Crypto-related hacks and phishing attacks stole $112.53 million across January and February 2026, according to PeckShield. January accounted for $86.01 million from 16 incidents — a 1.42% year-on-year decline but a 13.25% month-on-month rise — driven by five major exploits: Step Finance ($28.9M), Truebit ($26.4M), SwapNet ($13.3M), Saga ($7M) and Makina Finance ($4.13M, $2.7M later recovered). February saw a sharp pullback to $26.52 million across 15 hacks (down 69.2% month-on-month and 98.2% year-on-year, the latter skewed by a $1.4B Bybit-related exploit in Feb 2025). February’s top incidents — YieldBlox DAO ($10M), IoTeX bridge ($8.8M), CrossCurve ($4.95M), FOOM Cash ($2.26M) and Moonwell ($1.8M) — made up ~98% of that month’s losses. PeckShield highlights concentration risk: a small number of high-value incidents and persistent vulnerabilities in cross-chain bridges and DeFi protocols.
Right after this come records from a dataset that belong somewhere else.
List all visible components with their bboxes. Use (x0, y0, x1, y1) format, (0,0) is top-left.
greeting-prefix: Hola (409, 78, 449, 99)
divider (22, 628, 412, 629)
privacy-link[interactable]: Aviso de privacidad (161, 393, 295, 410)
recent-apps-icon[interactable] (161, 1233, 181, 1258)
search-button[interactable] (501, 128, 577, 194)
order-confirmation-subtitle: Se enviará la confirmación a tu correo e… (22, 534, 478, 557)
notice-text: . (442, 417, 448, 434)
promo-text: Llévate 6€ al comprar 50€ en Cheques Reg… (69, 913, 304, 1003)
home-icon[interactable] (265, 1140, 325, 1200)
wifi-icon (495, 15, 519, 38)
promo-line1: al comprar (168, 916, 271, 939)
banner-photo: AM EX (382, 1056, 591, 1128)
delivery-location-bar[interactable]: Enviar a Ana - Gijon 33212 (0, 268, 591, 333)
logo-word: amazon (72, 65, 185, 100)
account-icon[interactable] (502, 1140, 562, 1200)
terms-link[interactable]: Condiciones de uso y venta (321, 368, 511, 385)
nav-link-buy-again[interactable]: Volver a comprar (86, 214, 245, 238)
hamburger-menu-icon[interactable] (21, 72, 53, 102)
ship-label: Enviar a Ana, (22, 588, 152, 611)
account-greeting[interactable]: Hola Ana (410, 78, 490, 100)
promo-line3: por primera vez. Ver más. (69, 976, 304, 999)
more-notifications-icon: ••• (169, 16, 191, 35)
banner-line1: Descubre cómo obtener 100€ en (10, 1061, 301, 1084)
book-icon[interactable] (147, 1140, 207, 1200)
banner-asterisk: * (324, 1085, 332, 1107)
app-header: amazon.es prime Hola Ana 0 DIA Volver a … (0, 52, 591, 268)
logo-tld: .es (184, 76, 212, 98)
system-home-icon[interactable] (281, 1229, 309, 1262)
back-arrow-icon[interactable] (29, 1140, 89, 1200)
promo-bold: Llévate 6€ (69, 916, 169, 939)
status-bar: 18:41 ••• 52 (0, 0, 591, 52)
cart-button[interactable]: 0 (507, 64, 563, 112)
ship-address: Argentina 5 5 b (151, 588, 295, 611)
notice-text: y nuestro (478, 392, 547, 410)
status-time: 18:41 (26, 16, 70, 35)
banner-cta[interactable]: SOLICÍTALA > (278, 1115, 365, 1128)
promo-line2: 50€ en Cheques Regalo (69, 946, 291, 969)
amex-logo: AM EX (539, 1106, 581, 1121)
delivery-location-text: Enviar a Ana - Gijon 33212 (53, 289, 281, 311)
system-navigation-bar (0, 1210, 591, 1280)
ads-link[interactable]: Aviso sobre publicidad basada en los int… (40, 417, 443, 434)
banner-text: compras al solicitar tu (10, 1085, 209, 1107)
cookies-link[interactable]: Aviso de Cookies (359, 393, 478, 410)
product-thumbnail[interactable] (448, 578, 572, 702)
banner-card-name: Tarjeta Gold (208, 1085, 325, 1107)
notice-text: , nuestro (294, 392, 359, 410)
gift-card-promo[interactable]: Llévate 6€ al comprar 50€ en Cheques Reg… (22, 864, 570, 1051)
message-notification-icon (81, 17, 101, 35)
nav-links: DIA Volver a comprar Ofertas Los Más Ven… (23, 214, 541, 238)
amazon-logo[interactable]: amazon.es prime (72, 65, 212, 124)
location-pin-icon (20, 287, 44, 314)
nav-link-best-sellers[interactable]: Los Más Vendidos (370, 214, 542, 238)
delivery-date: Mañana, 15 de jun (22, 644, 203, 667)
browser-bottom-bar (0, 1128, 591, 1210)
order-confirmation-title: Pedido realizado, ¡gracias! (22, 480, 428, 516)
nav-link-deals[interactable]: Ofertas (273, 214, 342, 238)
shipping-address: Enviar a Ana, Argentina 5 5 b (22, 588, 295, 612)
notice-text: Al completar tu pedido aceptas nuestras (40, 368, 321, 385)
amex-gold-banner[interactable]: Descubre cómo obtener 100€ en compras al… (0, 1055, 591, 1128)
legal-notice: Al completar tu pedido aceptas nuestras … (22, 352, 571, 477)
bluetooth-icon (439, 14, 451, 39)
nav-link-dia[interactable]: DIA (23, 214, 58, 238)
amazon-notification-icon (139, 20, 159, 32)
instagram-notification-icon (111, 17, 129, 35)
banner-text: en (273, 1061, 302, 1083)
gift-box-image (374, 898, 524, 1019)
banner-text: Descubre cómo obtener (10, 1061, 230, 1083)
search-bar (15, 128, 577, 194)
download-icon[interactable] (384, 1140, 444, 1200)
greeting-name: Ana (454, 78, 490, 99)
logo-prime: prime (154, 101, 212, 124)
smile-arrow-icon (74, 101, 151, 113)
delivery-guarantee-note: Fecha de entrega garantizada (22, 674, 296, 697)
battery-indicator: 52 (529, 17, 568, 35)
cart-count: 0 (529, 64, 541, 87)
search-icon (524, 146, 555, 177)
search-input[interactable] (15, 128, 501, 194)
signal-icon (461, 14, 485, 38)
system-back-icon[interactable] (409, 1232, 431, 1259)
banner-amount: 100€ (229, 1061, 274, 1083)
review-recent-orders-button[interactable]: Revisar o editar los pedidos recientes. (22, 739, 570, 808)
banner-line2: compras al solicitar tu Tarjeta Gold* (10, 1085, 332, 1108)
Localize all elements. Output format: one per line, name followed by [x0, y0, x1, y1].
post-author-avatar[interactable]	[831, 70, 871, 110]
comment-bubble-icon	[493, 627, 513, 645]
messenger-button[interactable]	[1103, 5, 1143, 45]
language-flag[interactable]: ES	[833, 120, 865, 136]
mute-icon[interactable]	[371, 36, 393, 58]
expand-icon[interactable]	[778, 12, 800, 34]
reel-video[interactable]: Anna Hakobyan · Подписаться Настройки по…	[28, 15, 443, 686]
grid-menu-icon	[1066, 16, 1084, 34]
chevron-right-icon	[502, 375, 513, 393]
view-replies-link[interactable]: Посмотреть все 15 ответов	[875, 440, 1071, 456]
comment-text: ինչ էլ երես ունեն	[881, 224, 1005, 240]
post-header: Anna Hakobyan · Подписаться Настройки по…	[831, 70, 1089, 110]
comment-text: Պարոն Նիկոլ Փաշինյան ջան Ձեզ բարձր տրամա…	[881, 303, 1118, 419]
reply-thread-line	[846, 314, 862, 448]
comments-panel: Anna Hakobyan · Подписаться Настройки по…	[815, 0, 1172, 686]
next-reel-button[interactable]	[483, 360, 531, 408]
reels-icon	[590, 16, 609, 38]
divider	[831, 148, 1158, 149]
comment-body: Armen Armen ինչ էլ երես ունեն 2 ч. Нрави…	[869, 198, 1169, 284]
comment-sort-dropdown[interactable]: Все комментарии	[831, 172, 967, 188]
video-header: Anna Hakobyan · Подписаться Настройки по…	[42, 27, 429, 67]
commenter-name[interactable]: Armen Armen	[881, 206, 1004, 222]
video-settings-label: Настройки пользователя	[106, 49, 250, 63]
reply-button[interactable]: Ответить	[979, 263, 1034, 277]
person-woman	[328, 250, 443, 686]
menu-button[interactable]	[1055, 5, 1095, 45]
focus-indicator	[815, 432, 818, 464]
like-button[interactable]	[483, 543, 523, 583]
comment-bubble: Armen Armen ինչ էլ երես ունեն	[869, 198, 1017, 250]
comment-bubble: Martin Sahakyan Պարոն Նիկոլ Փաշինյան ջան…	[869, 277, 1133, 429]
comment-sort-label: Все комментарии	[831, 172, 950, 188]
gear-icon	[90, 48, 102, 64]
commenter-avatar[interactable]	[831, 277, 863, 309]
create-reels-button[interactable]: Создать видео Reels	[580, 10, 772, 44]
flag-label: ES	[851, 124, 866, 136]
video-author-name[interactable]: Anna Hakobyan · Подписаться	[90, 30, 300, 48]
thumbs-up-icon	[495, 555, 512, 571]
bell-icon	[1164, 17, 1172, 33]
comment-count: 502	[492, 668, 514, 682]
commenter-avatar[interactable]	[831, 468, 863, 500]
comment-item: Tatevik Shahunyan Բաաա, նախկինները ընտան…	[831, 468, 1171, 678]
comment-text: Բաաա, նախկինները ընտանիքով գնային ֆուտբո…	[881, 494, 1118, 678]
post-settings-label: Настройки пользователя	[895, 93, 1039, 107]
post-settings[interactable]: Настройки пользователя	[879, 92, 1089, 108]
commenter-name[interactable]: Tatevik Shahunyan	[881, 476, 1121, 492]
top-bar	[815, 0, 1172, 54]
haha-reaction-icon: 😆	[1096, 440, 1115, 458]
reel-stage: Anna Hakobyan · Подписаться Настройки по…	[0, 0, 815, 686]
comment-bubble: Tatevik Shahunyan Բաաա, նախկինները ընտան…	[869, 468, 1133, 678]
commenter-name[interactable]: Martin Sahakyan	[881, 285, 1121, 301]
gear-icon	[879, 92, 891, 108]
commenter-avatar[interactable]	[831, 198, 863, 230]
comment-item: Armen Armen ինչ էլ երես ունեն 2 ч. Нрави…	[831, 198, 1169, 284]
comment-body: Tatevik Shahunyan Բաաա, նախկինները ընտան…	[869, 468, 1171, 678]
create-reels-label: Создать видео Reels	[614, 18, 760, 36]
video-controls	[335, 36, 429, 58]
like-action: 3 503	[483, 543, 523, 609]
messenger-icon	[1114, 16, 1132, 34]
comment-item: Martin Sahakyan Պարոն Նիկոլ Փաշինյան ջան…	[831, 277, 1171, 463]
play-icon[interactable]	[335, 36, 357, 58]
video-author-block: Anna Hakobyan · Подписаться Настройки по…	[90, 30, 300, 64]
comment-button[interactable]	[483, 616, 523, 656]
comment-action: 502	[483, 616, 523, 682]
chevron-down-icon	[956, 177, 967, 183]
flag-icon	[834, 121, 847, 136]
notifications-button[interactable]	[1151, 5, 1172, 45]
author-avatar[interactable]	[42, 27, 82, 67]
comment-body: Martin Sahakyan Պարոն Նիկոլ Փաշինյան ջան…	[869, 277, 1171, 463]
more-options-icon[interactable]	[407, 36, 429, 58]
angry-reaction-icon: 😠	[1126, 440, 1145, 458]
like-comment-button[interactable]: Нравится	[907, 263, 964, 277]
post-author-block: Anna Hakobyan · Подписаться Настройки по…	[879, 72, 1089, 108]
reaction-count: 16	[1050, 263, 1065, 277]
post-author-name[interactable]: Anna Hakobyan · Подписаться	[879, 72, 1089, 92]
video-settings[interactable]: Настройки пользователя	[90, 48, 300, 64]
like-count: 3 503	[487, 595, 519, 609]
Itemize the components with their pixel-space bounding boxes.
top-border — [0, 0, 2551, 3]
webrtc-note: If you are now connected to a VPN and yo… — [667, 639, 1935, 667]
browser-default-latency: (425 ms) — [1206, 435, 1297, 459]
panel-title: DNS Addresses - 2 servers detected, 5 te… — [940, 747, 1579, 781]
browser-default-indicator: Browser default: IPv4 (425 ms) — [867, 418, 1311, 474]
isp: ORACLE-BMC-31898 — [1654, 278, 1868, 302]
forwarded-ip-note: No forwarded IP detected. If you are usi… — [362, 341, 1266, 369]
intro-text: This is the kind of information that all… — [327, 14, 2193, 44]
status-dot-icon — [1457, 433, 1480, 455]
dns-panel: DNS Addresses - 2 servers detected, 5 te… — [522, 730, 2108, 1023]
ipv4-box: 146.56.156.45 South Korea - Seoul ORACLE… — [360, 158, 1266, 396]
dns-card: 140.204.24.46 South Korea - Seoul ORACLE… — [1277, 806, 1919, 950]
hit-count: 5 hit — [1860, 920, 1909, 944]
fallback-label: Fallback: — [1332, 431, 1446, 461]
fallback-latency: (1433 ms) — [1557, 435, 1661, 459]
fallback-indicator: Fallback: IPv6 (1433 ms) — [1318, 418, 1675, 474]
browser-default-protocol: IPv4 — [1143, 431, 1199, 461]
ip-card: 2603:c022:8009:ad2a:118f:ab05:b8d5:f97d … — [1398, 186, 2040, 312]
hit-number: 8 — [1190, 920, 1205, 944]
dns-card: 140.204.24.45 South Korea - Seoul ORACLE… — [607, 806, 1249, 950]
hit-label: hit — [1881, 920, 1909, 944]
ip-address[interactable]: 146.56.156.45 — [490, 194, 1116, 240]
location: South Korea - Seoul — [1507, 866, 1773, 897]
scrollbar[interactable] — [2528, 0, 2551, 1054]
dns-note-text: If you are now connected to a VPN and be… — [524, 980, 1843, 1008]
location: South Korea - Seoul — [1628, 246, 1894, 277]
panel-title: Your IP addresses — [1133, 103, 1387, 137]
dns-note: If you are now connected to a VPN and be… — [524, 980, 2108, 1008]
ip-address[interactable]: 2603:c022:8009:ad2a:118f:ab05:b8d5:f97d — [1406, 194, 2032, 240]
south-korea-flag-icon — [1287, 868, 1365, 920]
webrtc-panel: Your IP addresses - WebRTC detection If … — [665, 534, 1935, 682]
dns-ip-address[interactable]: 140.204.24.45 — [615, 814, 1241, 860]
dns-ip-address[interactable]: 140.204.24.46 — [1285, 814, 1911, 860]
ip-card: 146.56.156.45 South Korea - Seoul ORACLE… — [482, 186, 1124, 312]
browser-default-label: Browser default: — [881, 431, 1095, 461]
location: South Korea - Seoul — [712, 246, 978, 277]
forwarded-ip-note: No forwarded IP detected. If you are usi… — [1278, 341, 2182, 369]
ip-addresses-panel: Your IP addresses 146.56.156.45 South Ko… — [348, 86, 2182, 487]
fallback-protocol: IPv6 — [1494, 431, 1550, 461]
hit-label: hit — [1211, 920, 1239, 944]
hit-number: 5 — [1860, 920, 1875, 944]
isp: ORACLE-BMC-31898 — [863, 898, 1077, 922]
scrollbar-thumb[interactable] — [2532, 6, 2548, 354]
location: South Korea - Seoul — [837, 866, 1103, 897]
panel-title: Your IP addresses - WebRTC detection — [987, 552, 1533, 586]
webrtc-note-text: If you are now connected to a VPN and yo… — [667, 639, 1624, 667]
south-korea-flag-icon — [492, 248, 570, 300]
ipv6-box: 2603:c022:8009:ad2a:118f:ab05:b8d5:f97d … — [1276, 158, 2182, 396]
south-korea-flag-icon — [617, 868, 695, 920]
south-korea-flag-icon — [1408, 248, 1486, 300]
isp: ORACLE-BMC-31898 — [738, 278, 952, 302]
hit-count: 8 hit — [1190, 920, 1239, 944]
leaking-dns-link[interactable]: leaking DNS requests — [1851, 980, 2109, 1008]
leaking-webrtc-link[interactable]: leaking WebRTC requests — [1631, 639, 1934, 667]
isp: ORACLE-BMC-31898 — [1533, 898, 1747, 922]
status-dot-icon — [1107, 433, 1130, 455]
For traders: the data signals continued security risk and episodic volatility in DeFi and bridge-linked assets; monitor exploits, on-chain flows, and bridge activity as potential catalysts for short-term price moves and liquidity disruptions.

Bearish

The concentration of losses in a few large exploits and continued bridge/DeFi vulnerabilities is bearish for market sentiment, particularly for tokens associated with affected protocols and cross‑chain infrastructure. Large hacks typically trigger immediate sell pressure, outflows from affected pools, and temporary liquidity drains — increasing volatility and risk premia. February’s drop in aggregate losses is positive but driven by fewer high-severity events rather than structural fixes; phishing totals remain large, underscoring ongoing social-engineering risks. In the short term expect heightened volatility and downward pressure on tokens tied to exploited projects and on broader DeFi/bridge-related assets as traders de-risk. In the medium to long term, repeated high-value incidents can erode investor confidence, raise insurance and due-diligence costs, and slow capital inflows into risky DeFi products until stronger security measures and on-chain safeguards are demonstrably adopted. Historical parallels: major exploits (e.g., Ronin, Wormhole) caused sharp price hits for related tokens, asset flight from DeFi, and increased funding into security audits and bridge decentralization — a pattern likely to repeat.